Do I need to both set `requires_grad=True` and only pass those parameters I want to update to the optimizer to perform layerwise training?

soham96 · November 12, 2020, 4:17am

Hi, I am trying to train a model with transfer learning. When I set requires_grad=True for a few layers, but I send all my model parameters to the optimizer (by using model.parameters()), I see that even layers with requires_grad=False gets its weights updated. However, if instead I use filter(lambda p: p.requires_grad, net.parameters()) to set my model parameters in the optimizer, the correct weights get updated.

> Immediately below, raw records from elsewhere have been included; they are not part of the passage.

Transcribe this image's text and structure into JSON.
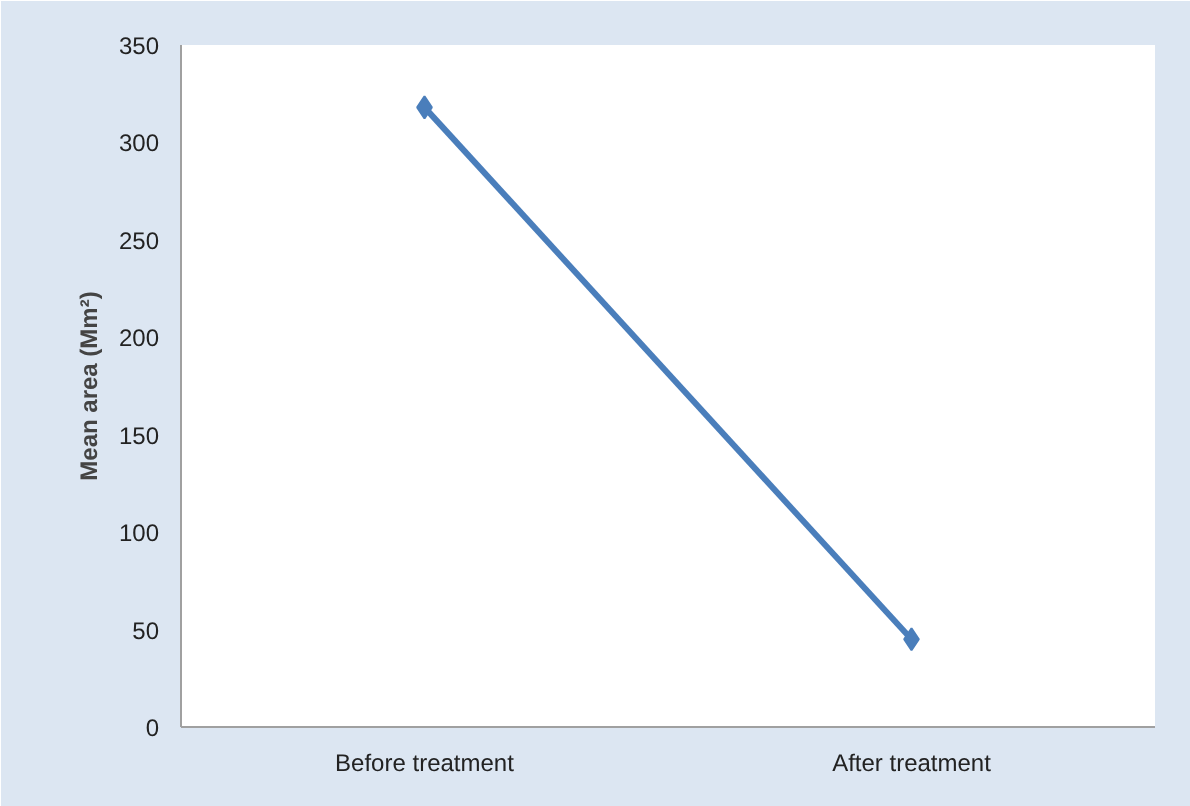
{
  "chart_data": {
    "type": "line",
    "ylabel": "Mean area (Mm²)",
    "categories": [
      "Before treatment",
      "After treatment"
    ],
    "series": [
      {
        "color": "#4a7ebb",
        "values": [
          318,
          45
        ]
      }
    ],
    "ylim": [
      0,
      350
    ],
    "yticks": [
      0,
      50,
      100,
      150,
      200,
      250,
      300,
      350
    ],
    "grid": false,
    "marker": "diamond",
    "line_style": "solid"
  }
}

Is this the correct behavior, or is there some error in my code?
If this is the correct behavior, then how does my optimizer update weights when requires_grad=False?

dbp.pat94 · November 12, 2020, 6:26am

Can you share the code snippet?

ptrblck · November 12, 2020, 7:36am

If these layers were previously updated, i.e. they got a valid gradient in previous iterations, are now frozen via .requires_grad=True, optimizers with running stats (such as Adam) can still update these parameters.
To avoid this, you could try to set their .grad attributes to None, which should skip the updates.

soham96 · November 12, 2020, 7:47am

Thanks for the clarification. However, I am not using Adam. I am using vanilla SGD with no momentum.

ptrblck · November 12, 2020, 7:49am

In that case, could you post an executable code snippet to show this behavior, as asked by @dbp.pat94?